Written by: The Midland Certified Reagent Company
Through constant research, antisense oligonucleotides have shown significant improvement against malignant cells.
There have been an increasing number of clinical trials where oligonucleotides are the basis for cancer-fighting purposes. There has been steady progression over the years as two FDA-approved drugs are still in circulation today. Although the development of a successful antisense therapeutic formula has been slow, there have been some good that’s come out of the failed attempts such as various types of chemical modification to DNA and RNA polymers.
Future Goals By achieving these new developments, RNA and DNA polymers are in the process of overcoming certain limitations that hold the antisense drugs back from potential breakthroughs. Some of the goals of these modifications to both RNA and DNA are to increase the degradation resistance by nucleases and the selectivity of certain DNA sequences.
Success through Failure One of the breakthroughs that did occur was the phosphorothioate modification. This modification became the first and most commonly used modification in antisense oligonucleotide therapy and continues to be utilized in today’s research. Through this development, a significant improvement in pharmacokinetics and circulatory measurements were uncovered. This marked a historic day as the effects of these modifications led to albumin being bound.

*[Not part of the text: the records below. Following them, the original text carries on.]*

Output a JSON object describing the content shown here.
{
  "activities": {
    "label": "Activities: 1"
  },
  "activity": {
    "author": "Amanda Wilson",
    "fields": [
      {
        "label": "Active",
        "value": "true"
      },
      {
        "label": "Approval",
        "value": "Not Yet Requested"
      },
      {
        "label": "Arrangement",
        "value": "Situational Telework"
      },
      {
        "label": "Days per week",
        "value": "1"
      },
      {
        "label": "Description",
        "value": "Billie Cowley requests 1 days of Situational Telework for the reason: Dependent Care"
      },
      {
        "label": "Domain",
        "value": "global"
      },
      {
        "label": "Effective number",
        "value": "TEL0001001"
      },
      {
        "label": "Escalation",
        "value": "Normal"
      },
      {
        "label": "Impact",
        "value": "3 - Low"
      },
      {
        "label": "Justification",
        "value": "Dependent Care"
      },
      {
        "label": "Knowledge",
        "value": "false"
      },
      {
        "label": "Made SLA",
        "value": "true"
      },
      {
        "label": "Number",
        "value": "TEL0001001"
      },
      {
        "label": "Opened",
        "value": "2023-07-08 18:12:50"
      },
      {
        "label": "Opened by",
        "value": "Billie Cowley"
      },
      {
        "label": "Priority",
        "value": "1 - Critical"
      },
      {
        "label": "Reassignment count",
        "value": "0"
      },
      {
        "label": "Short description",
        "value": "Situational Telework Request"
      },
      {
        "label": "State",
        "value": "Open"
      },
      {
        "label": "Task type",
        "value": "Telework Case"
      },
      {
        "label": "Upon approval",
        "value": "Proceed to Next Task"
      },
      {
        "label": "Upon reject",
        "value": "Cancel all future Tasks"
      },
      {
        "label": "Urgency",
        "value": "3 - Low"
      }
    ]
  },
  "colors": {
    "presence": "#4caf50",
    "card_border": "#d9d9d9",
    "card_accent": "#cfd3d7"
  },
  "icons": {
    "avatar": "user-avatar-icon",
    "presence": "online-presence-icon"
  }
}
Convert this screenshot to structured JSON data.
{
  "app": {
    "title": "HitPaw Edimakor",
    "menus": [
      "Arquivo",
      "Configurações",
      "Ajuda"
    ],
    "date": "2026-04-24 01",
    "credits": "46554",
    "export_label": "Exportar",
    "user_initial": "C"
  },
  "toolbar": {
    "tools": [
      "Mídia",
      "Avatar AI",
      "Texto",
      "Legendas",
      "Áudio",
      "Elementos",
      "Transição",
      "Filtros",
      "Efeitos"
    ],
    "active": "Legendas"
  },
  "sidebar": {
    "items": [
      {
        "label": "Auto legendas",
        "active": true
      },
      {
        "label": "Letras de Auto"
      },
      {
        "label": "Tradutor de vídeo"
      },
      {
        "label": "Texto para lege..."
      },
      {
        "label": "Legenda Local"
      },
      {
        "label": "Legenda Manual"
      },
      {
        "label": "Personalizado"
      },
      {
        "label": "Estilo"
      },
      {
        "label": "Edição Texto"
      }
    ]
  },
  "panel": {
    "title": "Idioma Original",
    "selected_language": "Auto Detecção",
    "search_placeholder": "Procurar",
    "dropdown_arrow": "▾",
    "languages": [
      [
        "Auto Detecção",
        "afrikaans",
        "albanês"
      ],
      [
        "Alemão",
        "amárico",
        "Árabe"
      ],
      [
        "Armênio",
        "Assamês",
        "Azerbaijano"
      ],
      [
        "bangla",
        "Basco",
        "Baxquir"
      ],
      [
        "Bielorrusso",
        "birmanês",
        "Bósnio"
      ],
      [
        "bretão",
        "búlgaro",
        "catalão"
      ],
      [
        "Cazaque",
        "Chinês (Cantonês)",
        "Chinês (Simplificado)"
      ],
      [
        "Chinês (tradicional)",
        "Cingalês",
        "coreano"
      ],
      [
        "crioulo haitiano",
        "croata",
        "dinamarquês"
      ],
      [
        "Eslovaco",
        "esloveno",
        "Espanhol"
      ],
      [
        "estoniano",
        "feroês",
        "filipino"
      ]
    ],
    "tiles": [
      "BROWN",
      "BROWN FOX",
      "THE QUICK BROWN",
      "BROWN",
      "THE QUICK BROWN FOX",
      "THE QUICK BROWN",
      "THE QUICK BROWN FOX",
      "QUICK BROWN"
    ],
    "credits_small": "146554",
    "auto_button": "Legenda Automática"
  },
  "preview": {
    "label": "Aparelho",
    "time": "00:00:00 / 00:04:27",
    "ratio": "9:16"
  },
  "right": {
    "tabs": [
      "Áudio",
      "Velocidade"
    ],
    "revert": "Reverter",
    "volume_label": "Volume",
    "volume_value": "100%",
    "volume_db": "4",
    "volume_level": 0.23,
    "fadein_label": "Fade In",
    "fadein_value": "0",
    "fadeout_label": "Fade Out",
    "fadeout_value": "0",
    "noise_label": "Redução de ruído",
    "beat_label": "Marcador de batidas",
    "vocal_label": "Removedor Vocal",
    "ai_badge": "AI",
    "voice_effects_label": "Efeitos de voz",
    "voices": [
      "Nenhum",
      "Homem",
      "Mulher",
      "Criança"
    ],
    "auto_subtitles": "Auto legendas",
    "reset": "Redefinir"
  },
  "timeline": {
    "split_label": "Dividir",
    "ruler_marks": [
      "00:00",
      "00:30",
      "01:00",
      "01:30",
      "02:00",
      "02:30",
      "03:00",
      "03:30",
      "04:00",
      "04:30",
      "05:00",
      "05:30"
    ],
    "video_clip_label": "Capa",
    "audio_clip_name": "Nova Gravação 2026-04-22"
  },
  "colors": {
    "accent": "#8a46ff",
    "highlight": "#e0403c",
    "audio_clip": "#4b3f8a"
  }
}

Wrapping it Up While many studies continue to thrive and make progress through clinical trials, others fail to meet an endpoint and show any significant benefit. Remember, through the failure of past antisense oligos therapy, new modifications were born and became advantageous to the cycle of finding a successful solution. Only through continued research will the world discover whether or not antisense oligonucleotide therapy stands a chance against the global killer that is cancer.